The Spider's Web (serial)

[1] Richard Wentworth (Warren Hull), an amateur criminologist who is friendly with the police and is secretly "The Spider," a masked vigilante, is equally determined to destroy the Octopus and his gang.

The only people who know Wentworth's various identities are his assistants Jackson (Richard Fiske) and Ram Singh (Kenne Duncan), his butler Jenkins (Don Douglas), and his fiancée Nita (Iris Meredith).

Each chapter ends with The Spider or his friends in deep trouble, often about to be killed, but the effect is spoiled by a trailer for the next episode which follows, showing them rescued and continuing to fight the villains.

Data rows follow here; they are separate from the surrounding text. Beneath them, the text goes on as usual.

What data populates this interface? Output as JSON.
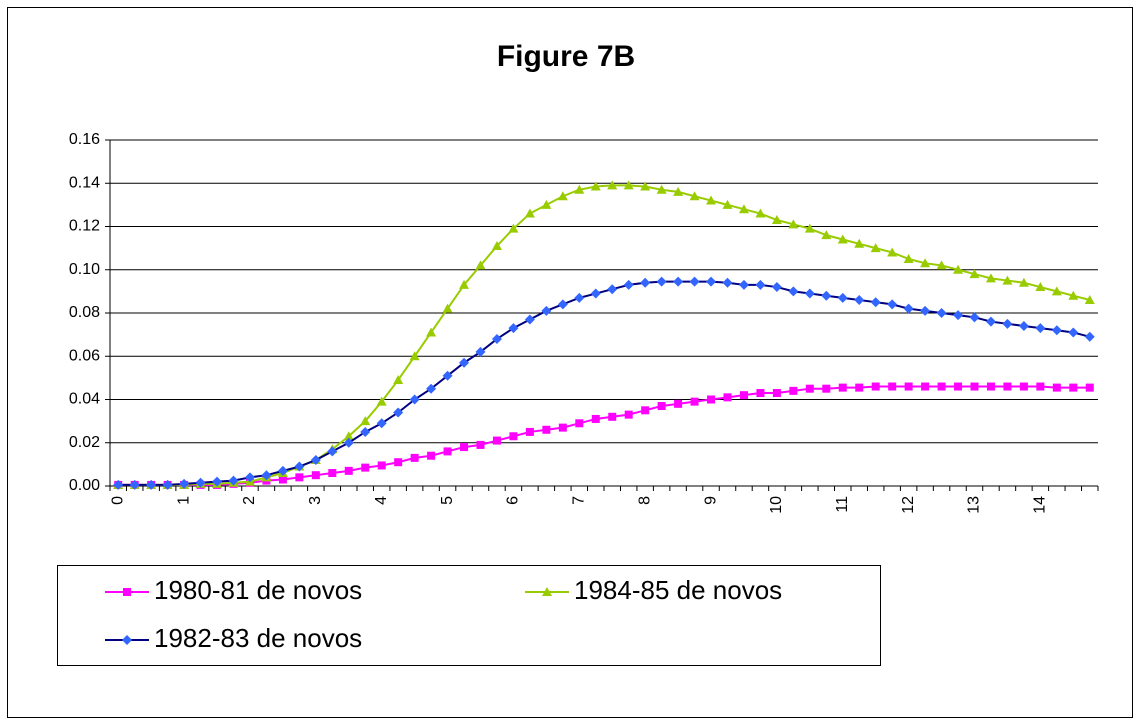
{
  "chart_data": {
    "type": "line",
    "title": "Figure 7B",
    "categories": [
      "0",
      null,
      null,
      null,
      "1",
      null,
      null,
      null,
      "2",
      null,
      null,
      null,
      "3",
      null,
      null,
      null,
      "4",
      null,
      null,
      null,
      "5",
      null,
      null,
      null,
      "6",
      null,
      null,
      null,
      "7",
      null,
      null,
      null,
      "8",
      null,
      null,
      null,
      "9",
      null,
      null,
      null,
      "10",
      null,
      null,
      null,
      "11",
      null,
      null,
      null,
      "12",
      null,
      null,
      null,
      "13",
      null,
      null,
      null,
      "14",
      null,
      null,
      null
    ],
    "series": [
      {
        "name": "1980-81 de novos",
        "color": "#ff00ff",
        "marker_color": "#ff00ff",
        "marker": "square",
        "values": [
          0.0005,
          0.0005,
          0.0005,
          0.0005,
          0.0005,
          0.0005,
          0.0005,
          0.001,
          0.0015,
          0.0025,
          0.003,
          0.004,
          0.005,
          0.006,
          0.007,
          0.0085,
          0.0095,
          0.011,
          0.013,
          0.014,
          0.016,
          0.018,
          0.019,
          0.021,
          0.023,
          0.025,
          0.026,
          0.027,
          0.029,
          0.031,
          0.032,
          0.033,
          0.035,
          0.037,
          0.038,
          0.039,
          0.04,
          0.041,
          0.042,
          0.043,
          0.043,
          0.044,
          0.045,
          0.045,
          0.0455,
          0.0455,
          0.046,
          0.046,
          0.046,
          0.046,
          0.046,
          0.046,
          0.046,
          0.046,
          0.046,
          0.046,
          0.046,
          0.0455,
          0.0455,
          0.0455
        ]
      },
      {
        "name": "1984-85 de novos",
        "color": "#99cc00",
        "marker_color": "#99cc00",
        "marker": "triangle",
        "values": [
          0.0005,
          0.0005,
          0.0005,
          0.0005,
          0.0005,
          0.001,
          0.001,
          0.0015,
          0.002,
          0.004,
          0.006,
          0.009,
          0.012,
          0.017,
          0.023,
          0.03,
          0.039,
          0.049,
          0.06,
          0.071,
          0.082,
          0.093,
          0.102,
          0.111,
          0.119,
          0.126,
          0.13,
          0.134,
          0.137,
          0.1385,
          0.139,
          0.139,
          0.1385,
          0.137,
          0.136,
          0.134,
          0.132,
          0.13,
          0.128,
          0.126,
          0.123,
          0.121,
          0.119,
          0.116,
          0.114,
          0.112,
          0.11,
          0.108,
          0.105,
          0.103,
          0.102,
          0.1,
          0.098,
          0.096,
          0.095,
          0.094,
          0.092,
          0.09,
          0.088,
          0.086
        ]
      },
      {
        "name": "1982-83 de novos",
        "color": "#000080",
        "marker_color": "#3366ff",
        "marker": "diamond",
        "values": [
          0.0005,
          0.0005,
          0.0005,
          0.0005,
          0.001,
          0.0015,
          0.002,
          0.0025,
          0.004,
          0.005,
          0.007,
          0.009,
          0.012,
          0.016,
          0.02,
          0.025,
          0.029,
          0.034,
          0.04,
          0.045,
          0.051,
          0.057,
          0.062,
          0.068,
          0.073,
          0.077,
          0.081,
          0.084,
          0.087,
          0.089,
          0.091,
          0.093,
          0.094,
          0.0945,
          0.0945,
          0.0945,
          0.0945,
          0.094,
          0.093,
          0.093,
          0.092,
          0.09,
          0.089,
          0.088,
          0.087,
          0.086,
          0.085,
          0.084,
          0.082,
          0.081,
          0.08,
          0.079,
          0.078,
          0.076,
          0.075,
          0.074,
          0.073,
          0.072,
          0.071,
          0.069
        ]
      }
    ],
    "ylim": [
      0,
      0.16
    ],
    "yticks": [
      {
        "value": 0,
        "label": "0.00"
      },
      {
        "value": 0.02,
        "label": "0.02"
      },
      {
        "value": 0.04,
        "label": "0.04"
      },
      {
        "value": 0.06,
        "label": "0.06"
      },
      {
        "value": 0.08,
        "label": "0.08"
      },
      {
        "value": 0.1,
        "label": "0.10"
      },
      {
        "value": 0.12,
        "label": "0.12"
      },
      {
        "value": 0.14,
        "label": "0.14"
      },
      {
        "value": 0.16,
        "label": "0.16"
      }
    ],
    "grid": true
  }
}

[2] The original pulp magazine stories were too violent for the motion picture production code, but The Spider's Web "did manage to suggest [their] frantic pace".

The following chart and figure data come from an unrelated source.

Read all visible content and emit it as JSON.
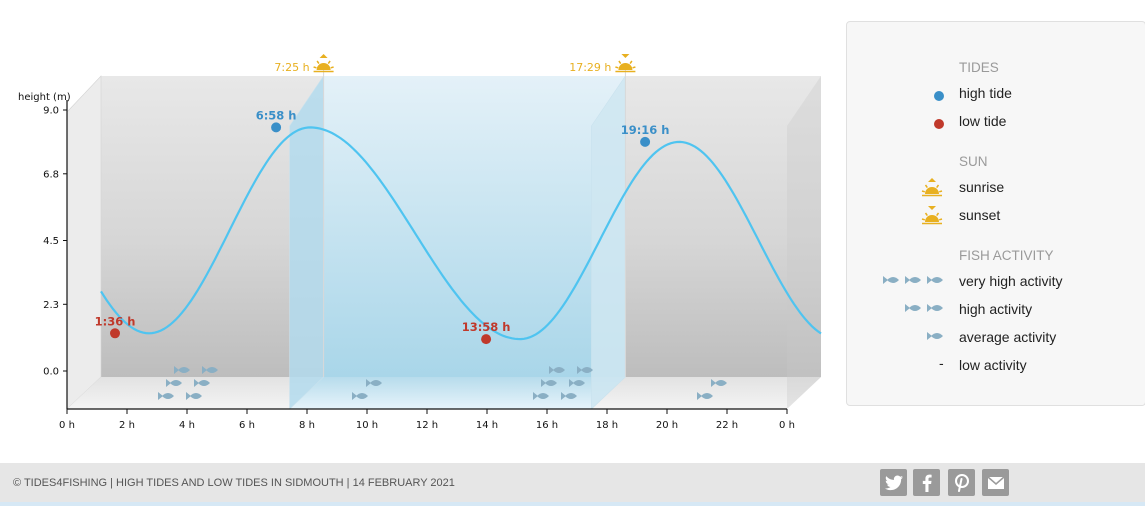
{
  "chart_data": {
    "type": "area",
    "ylabel": "height (m)",
    "y_ticks": [
      "9.0",
      "6.8",
      "4.5",
      "2.3",
      "0.0"
    ],
    "y_tick_values": [
      9.0,
      6.8,
      4.5,
      2.3,
      0.0
    ],
    "x_ticks": [
      "0 h",
      "2 h",
      "4 h",
      "6 h",
      "8 h",
      "10 h",
      "12 h",
      "14 h",
      "16 h",
      "18 h",
      "20 h",
      "22 h",
      "0 h"
    ],
    "xlim": [
      0,
      24
    ],
    "ylim": [
      -1.2,
      9.0
    ],
    "tides": [
      {
        "label": "1:36 h",
        "time": 1.6,
        "height": 1.3,
        "type": "low"
      },
      {
        "label": "6:58 h",
        "time": 6.97,
        "height": 8.4,
        "type": "high"
      },
      {
        "label": "13:58 h",
        "time": 13.97,
        "height": 1.1,
        "type": "low"
      },
      {
        "label": "19:16 h",
        "time": 19.27,
        "height": 7.9,
        "type": "high"
      }
    ],
    "sunrise": {
      "label": "7:25 h",
      "time": 7.42
    },
    "sunset": {
      "label": "17:29 h",
      "time": 17.48
    },
    "fish_activity": [
      {
        "time": 3.5,
        "level": "very high"
      },
      {
        "time": 9.5,
        "level": "average"
      },
      {
        "time": 16.0,
        "level": "very high"
      },
      {
        "time": 21.0,
        "level": "high"
      }
    ]
  },
  "legend": {
    "tides_header": "TIDES",
    "high_tide": "high tide",
    "low_tide": "low tide",
    "sun_header": "SUN",
    "sunrise": "sunrise",
    "sunset": "sunset",
    "fish_header": "FISH ACTIVITY",
    "very_high": "very high activity",
    "high": "high activity",
    "average": "average activity",
    "low": "low activity",
    "low_symbol": "-"
  },
  "colors": {
    "high_tide": "#3a8fc8",
    "low_tide": "#c0392b",
    "curve": "#4fc4f0",
    "sun": "#e8b020",
    "fish": "#8aafc4"
  },
  "footer": {
    "text": "© TIDES4FISHING | HIGH TIDES AND LOW TIDES IN SIDMOUTH | 14 FEBRUARY 2021",
    "icons": [
      "twitter-icon",
      "facebook-icon",
      "pinterest-icon",
      "email-icon"
    ]
  }
}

Beginning with the pulp's sixth issue in 1934, The Spider employed horror makeup consisting of a "fright wig", fangs, a false hooked nose, and a hunchback.

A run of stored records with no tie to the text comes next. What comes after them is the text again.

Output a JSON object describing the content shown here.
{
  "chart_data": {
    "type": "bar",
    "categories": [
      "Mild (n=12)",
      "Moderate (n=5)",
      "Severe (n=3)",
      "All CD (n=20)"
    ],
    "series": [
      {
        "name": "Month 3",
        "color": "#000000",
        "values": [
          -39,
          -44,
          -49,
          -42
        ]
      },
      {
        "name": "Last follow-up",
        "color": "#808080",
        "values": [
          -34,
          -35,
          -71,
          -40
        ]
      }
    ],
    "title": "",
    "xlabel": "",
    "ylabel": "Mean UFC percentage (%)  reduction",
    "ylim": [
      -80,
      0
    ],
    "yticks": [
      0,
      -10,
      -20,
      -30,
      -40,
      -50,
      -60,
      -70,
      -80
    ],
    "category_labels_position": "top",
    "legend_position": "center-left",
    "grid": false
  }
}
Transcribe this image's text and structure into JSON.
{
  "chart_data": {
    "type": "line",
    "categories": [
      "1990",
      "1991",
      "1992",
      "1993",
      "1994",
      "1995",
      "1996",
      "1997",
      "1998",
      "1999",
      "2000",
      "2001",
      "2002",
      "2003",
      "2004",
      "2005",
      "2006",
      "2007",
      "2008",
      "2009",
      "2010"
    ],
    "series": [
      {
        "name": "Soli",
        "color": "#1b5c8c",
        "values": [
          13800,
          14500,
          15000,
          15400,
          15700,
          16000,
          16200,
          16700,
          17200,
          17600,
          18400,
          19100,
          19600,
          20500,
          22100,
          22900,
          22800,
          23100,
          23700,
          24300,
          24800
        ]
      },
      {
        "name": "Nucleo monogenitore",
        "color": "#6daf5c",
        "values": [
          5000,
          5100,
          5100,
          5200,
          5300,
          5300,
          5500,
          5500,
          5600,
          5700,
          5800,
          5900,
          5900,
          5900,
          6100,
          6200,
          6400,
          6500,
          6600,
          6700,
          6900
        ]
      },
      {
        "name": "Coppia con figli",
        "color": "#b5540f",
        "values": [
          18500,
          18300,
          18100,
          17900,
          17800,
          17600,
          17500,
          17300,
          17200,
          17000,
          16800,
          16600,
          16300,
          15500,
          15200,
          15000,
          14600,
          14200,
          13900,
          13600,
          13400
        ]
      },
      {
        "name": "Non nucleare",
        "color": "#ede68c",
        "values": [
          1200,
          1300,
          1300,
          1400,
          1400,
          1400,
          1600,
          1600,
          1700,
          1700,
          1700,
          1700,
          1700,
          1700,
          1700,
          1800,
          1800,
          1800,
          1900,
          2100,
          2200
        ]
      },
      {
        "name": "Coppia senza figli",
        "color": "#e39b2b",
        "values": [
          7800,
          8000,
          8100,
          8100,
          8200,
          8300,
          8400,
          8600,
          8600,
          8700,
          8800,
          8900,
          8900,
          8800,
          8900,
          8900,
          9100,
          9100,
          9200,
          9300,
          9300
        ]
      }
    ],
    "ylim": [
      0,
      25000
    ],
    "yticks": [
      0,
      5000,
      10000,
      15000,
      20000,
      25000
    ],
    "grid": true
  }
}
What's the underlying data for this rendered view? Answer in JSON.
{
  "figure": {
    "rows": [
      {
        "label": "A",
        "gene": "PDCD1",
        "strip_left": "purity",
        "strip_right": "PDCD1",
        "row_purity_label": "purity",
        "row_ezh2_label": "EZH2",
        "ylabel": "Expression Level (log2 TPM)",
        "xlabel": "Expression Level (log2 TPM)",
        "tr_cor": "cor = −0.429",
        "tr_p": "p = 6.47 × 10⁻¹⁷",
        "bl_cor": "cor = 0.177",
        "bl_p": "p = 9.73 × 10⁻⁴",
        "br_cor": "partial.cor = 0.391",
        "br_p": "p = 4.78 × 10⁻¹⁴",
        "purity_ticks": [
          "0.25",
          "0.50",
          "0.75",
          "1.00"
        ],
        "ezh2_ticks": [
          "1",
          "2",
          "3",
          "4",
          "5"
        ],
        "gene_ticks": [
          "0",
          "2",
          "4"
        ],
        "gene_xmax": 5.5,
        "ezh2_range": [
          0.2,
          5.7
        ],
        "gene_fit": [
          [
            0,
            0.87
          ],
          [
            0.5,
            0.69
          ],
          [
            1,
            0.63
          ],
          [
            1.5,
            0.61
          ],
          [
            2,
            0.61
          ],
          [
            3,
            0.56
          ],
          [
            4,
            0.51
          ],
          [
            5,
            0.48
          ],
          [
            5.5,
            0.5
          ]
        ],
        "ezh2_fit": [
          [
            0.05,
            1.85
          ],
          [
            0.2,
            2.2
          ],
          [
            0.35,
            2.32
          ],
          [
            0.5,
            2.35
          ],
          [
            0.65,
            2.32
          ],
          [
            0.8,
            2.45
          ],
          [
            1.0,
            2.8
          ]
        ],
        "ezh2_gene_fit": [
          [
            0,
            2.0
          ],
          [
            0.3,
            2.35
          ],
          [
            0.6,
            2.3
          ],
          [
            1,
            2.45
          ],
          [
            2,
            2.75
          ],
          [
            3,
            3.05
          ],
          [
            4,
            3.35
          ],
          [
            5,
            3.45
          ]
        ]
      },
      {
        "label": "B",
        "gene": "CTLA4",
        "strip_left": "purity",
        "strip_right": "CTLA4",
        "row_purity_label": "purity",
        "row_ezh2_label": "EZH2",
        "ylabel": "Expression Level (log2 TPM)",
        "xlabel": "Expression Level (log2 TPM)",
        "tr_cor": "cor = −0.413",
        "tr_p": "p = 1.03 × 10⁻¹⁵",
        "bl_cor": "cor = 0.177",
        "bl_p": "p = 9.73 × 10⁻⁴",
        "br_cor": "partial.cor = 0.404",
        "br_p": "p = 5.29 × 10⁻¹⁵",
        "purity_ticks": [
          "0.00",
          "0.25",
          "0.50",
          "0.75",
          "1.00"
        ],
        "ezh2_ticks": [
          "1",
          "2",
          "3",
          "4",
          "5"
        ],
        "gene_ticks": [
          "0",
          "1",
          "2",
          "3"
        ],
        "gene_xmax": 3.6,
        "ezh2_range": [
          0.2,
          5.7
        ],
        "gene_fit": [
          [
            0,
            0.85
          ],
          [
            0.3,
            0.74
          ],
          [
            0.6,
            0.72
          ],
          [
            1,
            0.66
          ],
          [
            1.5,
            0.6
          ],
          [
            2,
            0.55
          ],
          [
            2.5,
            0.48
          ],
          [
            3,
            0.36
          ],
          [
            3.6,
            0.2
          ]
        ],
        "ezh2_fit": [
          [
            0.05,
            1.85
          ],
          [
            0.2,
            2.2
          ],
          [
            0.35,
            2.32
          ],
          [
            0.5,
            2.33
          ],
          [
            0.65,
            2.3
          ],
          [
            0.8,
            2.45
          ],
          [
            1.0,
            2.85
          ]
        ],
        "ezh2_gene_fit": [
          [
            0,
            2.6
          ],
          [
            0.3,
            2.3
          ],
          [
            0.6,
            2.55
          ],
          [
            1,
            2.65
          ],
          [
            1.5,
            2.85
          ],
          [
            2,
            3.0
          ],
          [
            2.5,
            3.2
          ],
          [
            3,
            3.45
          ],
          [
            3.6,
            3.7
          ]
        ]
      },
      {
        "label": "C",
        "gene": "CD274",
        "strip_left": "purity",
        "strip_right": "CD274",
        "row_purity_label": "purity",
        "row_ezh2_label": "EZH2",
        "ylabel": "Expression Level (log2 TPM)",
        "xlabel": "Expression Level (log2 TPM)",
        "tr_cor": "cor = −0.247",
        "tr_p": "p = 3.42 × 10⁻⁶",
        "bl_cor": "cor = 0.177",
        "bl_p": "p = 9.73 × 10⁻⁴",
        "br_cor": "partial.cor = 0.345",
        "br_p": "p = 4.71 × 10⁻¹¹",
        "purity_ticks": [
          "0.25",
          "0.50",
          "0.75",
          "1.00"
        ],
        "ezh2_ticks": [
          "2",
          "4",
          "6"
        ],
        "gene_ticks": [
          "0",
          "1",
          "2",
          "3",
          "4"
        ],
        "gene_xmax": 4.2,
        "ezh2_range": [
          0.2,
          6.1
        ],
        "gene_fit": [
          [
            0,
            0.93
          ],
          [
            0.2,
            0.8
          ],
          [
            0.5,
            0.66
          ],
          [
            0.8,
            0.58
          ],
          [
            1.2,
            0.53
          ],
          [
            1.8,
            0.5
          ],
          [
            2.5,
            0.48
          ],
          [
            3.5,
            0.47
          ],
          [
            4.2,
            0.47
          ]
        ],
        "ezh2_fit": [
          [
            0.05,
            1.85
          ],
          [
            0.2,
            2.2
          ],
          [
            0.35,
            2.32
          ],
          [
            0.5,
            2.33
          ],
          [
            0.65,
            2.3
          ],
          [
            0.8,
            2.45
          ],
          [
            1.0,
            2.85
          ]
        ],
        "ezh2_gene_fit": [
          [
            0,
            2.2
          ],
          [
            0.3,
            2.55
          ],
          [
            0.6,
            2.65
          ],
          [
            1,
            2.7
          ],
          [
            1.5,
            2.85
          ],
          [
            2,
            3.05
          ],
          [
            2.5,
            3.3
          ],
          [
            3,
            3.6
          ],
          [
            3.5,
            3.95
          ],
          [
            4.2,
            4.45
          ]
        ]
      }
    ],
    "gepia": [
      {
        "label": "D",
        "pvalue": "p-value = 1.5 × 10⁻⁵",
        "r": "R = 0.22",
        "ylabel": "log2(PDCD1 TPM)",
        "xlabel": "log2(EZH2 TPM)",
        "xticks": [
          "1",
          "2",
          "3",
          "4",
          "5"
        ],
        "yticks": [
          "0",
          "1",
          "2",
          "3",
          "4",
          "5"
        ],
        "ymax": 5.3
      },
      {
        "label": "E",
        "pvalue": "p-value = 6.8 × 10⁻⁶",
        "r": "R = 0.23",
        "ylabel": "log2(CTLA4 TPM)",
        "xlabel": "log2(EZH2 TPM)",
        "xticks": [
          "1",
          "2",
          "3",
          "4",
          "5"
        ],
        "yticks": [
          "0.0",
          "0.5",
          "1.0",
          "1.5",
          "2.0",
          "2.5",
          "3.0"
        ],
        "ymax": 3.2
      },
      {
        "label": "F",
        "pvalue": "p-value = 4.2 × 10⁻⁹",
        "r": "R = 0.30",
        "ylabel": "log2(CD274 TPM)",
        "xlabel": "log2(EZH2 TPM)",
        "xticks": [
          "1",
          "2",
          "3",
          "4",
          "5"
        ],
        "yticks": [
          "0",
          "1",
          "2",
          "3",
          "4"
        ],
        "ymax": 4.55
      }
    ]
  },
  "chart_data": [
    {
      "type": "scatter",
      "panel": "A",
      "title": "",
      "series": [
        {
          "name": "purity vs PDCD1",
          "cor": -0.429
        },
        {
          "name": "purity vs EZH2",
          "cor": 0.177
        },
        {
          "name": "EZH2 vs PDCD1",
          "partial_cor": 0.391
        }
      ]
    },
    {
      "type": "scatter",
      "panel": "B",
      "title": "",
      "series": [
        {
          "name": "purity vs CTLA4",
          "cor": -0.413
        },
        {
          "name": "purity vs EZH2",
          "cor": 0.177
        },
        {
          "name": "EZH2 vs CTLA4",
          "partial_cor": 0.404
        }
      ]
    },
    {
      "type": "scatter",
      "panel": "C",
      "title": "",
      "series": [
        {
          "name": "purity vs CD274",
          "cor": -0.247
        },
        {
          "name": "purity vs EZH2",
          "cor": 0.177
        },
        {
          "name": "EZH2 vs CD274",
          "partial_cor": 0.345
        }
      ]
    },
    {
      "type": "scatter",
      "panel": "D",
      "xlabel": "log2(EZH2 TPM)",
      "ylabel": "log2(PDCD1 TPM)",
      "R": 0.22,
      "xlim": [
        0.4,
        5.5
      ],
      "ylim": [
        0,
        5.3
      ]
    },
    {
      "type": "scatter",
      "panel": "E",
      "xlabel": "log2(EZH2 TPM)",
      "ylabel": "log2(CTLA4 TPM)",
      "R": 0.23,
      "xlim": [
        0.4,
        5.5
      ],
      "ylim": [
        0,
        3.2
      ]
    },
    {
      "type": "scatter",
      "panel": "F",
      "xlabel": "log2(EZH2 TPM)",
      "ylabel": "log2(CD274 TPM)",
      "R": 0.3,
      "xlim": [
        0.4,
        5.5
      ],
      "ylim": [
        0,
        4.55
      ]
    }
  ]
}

The screenplay was written by serial scenarists George H. Plympton and Basil Dickey, feature-film writer Robert E. Kent, and newspaperman Martie Ramson, whose hard-boiled short stories were syndicated in 1935 and 1936.

The Spider's Web was wildly successful when first released in 1938; it was the most popular serial of that year, according to a tally published in The Motion Picture Herald and its sister publication The Film Daily,[6] and was such an exhibitor favorite that Columbia used it to launch a series of reissues in 1947.